Opinion

Mobilité urbaine : L’irrésistible ascension du modèle VTC en Côte d’Ivoire

Par Yaya Kanté30 avril 2026

Abidjan n’est plus seulement la perle des lagunes ; elle est devenue, depuis 2018, le laboratoire à ciel ouvert d’une révolution numérique. Ce qui ne semblait être qu’une simple alternative technologique aux “taxis compteurs” a fini par redessiner en profondeur le visage du transport ivoirien. En huit ans, les plateformes VTC (Véhicules de transport avec Chauffeur) sont passées du statut de curiosité pour technophiles à celui de pilier structurant de l’économie nationale.

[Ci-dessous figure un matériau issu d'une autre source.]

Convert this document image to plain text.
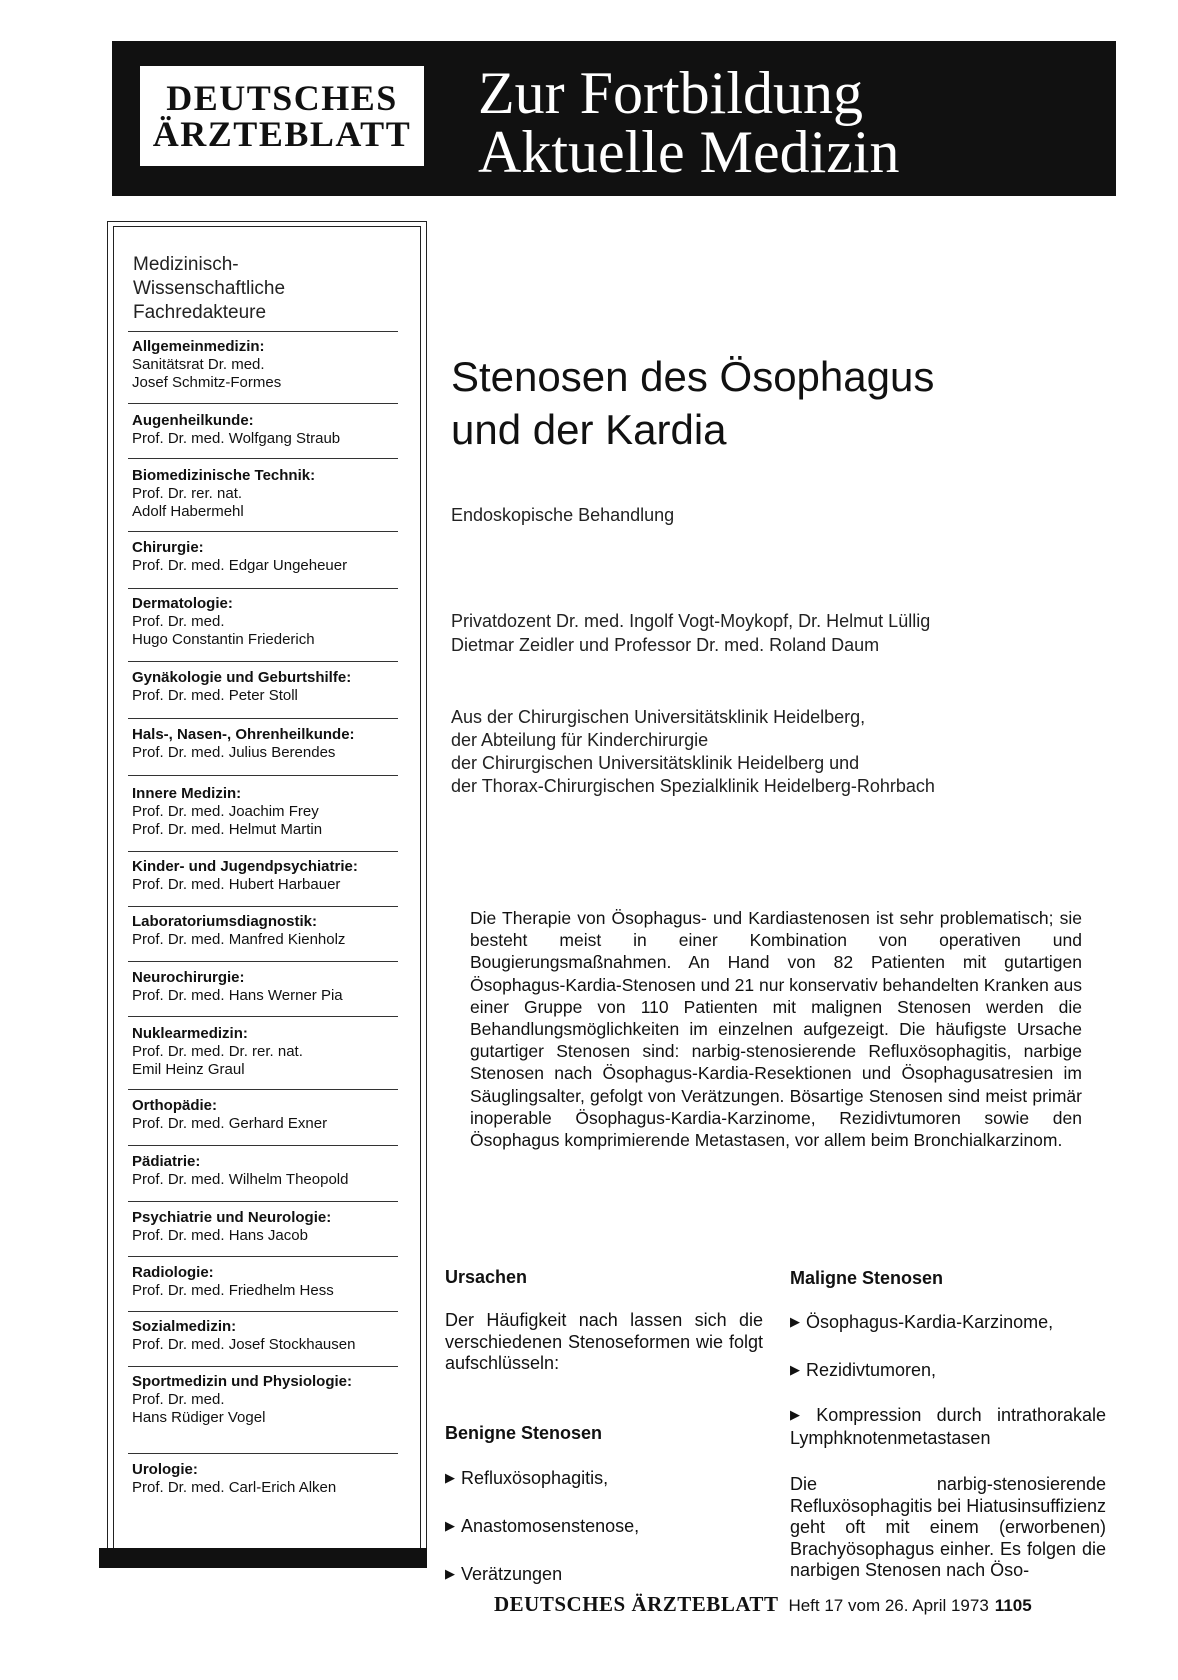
DEUTSCHES
ÄRZTEBLATT
Zur Fortbildung
Aktuelle Medizin
Medizinisch-
Wissenschaftliche
Fachredakteure
Allgemeinmedizin:
Sanitätsrat Dr. med.
Josef Schmitz-Formes
Augenheilkunde:
Prof. Dr. med. Wolfgang Straub
Biomedizinische Technik:
Prof. Dr. rer. nat.
Adolf Habermehl
Chirurgie:
Prof. Dr. med. Edgar Ungeheuer
Dermatologie:
Prof. Dr. med.
Hugo Constantin Friederich
Gynäkologie und Geburtshilfe:
Prof. Dr. med. Peter Stoll
Hals-, Nasen-, Ohrenheilkunde:
Prof. Dr. med. Julius Berendes
Innere Medizin:
Prof. Dr. med. Joachim Frey
Prof. Dr. med. Helmut Martin
Kinder- und Jugendpsychiatrie:
Prof. Dr. med. Hubert Harbauer
Laboratoriumsdiagnostik:
Prof. Dr. med. Manfred Kienholz
Neurochirurgie:
Prof. Dr. med. Hans Werner Pia
Nuklearmedizin:
Prof. Dr. med. Dr. rer. nat.
Emil Heinz Graul
Orthopädie:
Prof. Dr. med. Gerhard Exner
Pädiatrie:
Prof. Dr. med. Wilhelm Theopold
Psychiatrie und Neurologie:
Prof. Dr. med. Hans Jacob
Radiologie:
Prof. Dr. med. Friedhelm Hess
Sozialmedizin:
Prof. Dr. med. Josef Stockhausen
Sportmedizin und Physiologie:
Prof. Dr. med.
Hans Rüdiger Vogel
Urologie:
Prof. Dr. med. Carl-Erich Alken
Stenosen des Ösophagus
und der Kardia
Endoskopische Behandlung
Privatdozent Dr. med. Ingolf Vogt-Moykopf, Dr. Helmut Lüllig
Dietmar Zeidler und Professor Dr. med. Roland Daum
Aus der Chirurgischen Universitätsklinik Heidelberg,
der Abteilung für Kinderchirurgie
der Chirurgischen Universitätsklinik Heidelberg und
der Thorax-Chirurgischen Spezialklinik Heidelberg-Rohrbach
Die Therapie von Ösophagus- und Kardiastenosen ist sehr problematisch; sie besteht meist in einer Kombination von operativen und Bougierungsmaßnahmen. An Hand von 82 Patienten mit gutartigen Ösophagus-Kardia-Stenosen und 21 nur konservativ behandelten Kranken aus einer Gruppe von 110 Patienten mit malignen Stenosen werden die Behandlungsmöglichkeiten im einzelnen aufgezeigt. Die häufigste Ursache gutartiger Stenosen sind: narbig-stenosierende Refluxösophagitis, narbige Stenosen nach Ösophagus-Kardia-Resektionen und Ösophagusatresien im Säuglingsalter, gefolgt von Verätzungen. Bösartige Stenosen sind meist primär inoperable Ösophagus-Kardia-Karzinome, Rezidivtumoren sowie den Ösophagus komprimierende Metastasen, vor allem beim Bronchialkarzinom.
Ursachen
Der Häufigkeit nach lassen sich die verschiedenen Stenoseformen wie folgt aufschlüsseln:
Benigne Stenosen
▶ Refluxösophagitis,
▶ Anastomosenstenose,
▶ Verätzungen
Maligne Stenosen
▶ Ösophagus-Kardia-Karzinome,
▶ Rezidivtumoren,
▶ Kompression durch intrathorakale Lymphknotenmetastasen
Die narbig-stenosierende Refluxösophagitis bei Hiatusinsuffizienz geht oft mit einem (erworbenen) Brachyösophagus einher. Es folgen die narbigen Stenosen nach Öso-
DEUTSCHES ÄRZTEBLATT Heft 17 vom 26. April 1973 1105
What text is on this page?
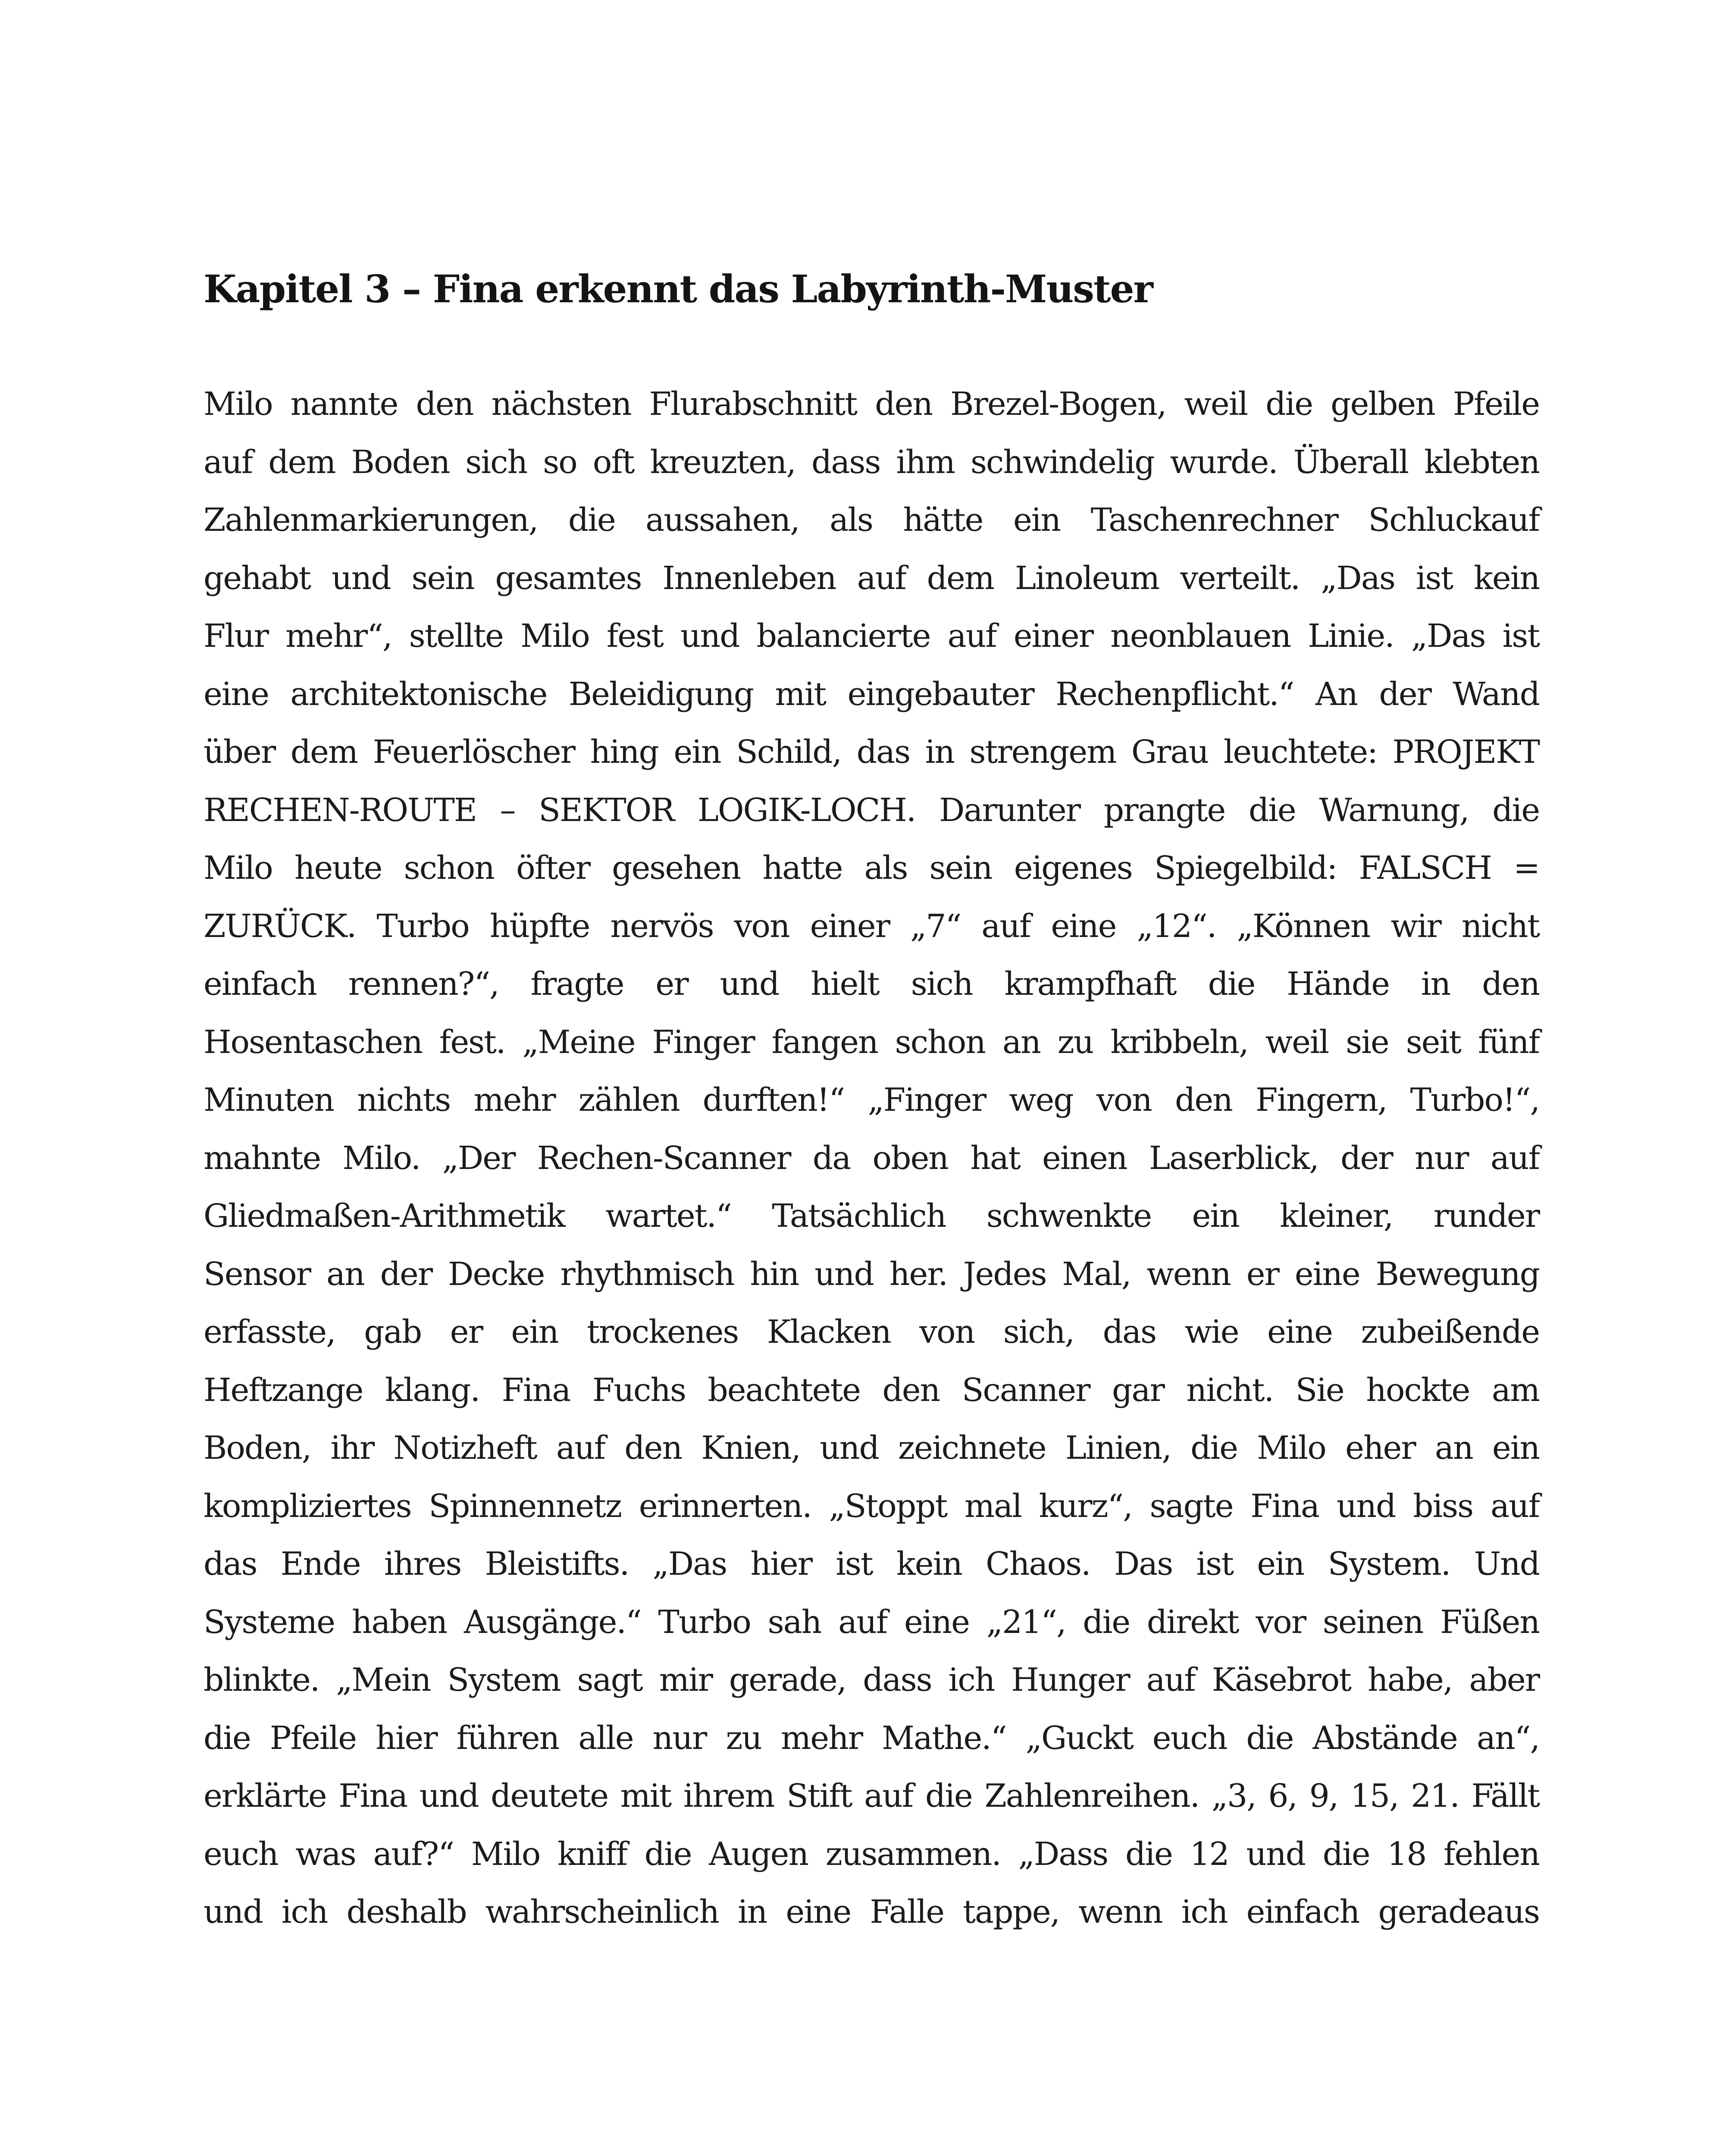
Kapitel 3 – Fina erkennt das Labyrinth-Muster
Milo nannte den nächsten Flurabschnitt den Brezel-Bogen, weil die gelben Pfeile
auf dem Boden sich so oft kreuzten, dass ihm schwindelig wurde. Überall klebten
Zahlenmarkierungen, die aussahen, als hätte ein Taschenrechner Schluckauf
gehabt und sein gesamtes Innenleben auf dem Linoleum verteilt. „Das ist kein
Flur mehr“, stellte Milo fest und balancierte auf einer neonblauen Linie. „Das ist
eine architektonische Beleidigung mit eingebauter Rechenpflicht.“ An der Wand
über dem Feuerlöscher hing ein Schild, das in strengem Grau leuchtete: PROJEKT
RECHEN-ROUTE – SEKTOR LOGIK-LOCH. Darunter prangte die Warnung, die
Milo heute schon öfter gesehen hatte als sein eigenes Spiegelbild: FALSCH =
ZURÜCK. Turbo hüpfte nervös von einer „7“ auf eine „12“. „Können wir nicht
einfach rennen?“, fragte er und hielt sich krampfhaft die Hände in den
Hosentaschen fest. „Meine Finger fangen schon an zu kribbeln, weil sie seit fünf
Minuten nichts mehr zählen durften!“ „Finger weg von den Fingern, Turbo!“,
mahnte Milo. „Der Rechen-Scanner da oben hat einen Laserblick, der nur auf
Gliedmaßen-Arithmetik wartet.“ Tatsächlich schwenkte ein kleiner, runder
Sensor an der Decke rhythmisch hin und her. Jedes Mal, wenn er eine Bewegung
erfasste, gab er ein trockenes Klacken von sich, das wie eine zubeißende
Heftzange klang. Fina Fuchs beachtete den Scanner gar nicht. Sie hockte am
Boden, ihr Notizheft auf den Knien, und zeichnete Linien, die Milo eher an ein
kompliziertes Spinnennetz erinnerten. „Stoppt mal kurz“, sagte Fina und biss auf
das Ende ihres Bleistifts. „Das hier ist kein Chaos. Das ist ein System. Und
Systeme haben Ausgänge.“ Turbo sah auf eine „21“, die direkt vor seinen Füßen
blinkte. „Mein System sagt mir gerade, dass ich Hunger auf Käsebrot habe, aber
die Pfeile hier führen alle nur zu mehr Mathe.“ „Guckt euch die Abstände an“,
erklärte Fina und deutete mit ihrem Stift auf die Zahlenreihen. „3, 6, 9, 15, 21. Fällt
euch was auf?“ Milo kniff die Augen zusammen. „Dass die 12 und die 18 fehlen
und ich deshalb wahrscheinlich in eine Falle tappe, wenn ich einfach geradeaus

La fin de l’ère de l’informel ?

Longtemps marqué par la précarité et l’informalité, le métier de chauffeur vit une mue silencieuse. Sous l’impulsion d’un cadre législatif ivoirien qui a su intégrer le statut de VTC, et de procédures de contrôle de plus en plus strictes (vérifications documentaires, patentes, état des véhicules), la profession se professionnalise. On ne « conduit » plus seulement un client ; on gère une activité économique régulée.

L’algorithme au service du volant

Au cœur de cette mutation, la technologie joue les premiers rôles. À Abidjan, l’intelligence artificielle n’est plus un concept abstrait, mais un gain de temps sonnant et trébuchant. Selon le dernier livre blanc de Yango publié en 2025, l’optimisation des trajets aurait permis d’économiser 815 000 heures de conduite.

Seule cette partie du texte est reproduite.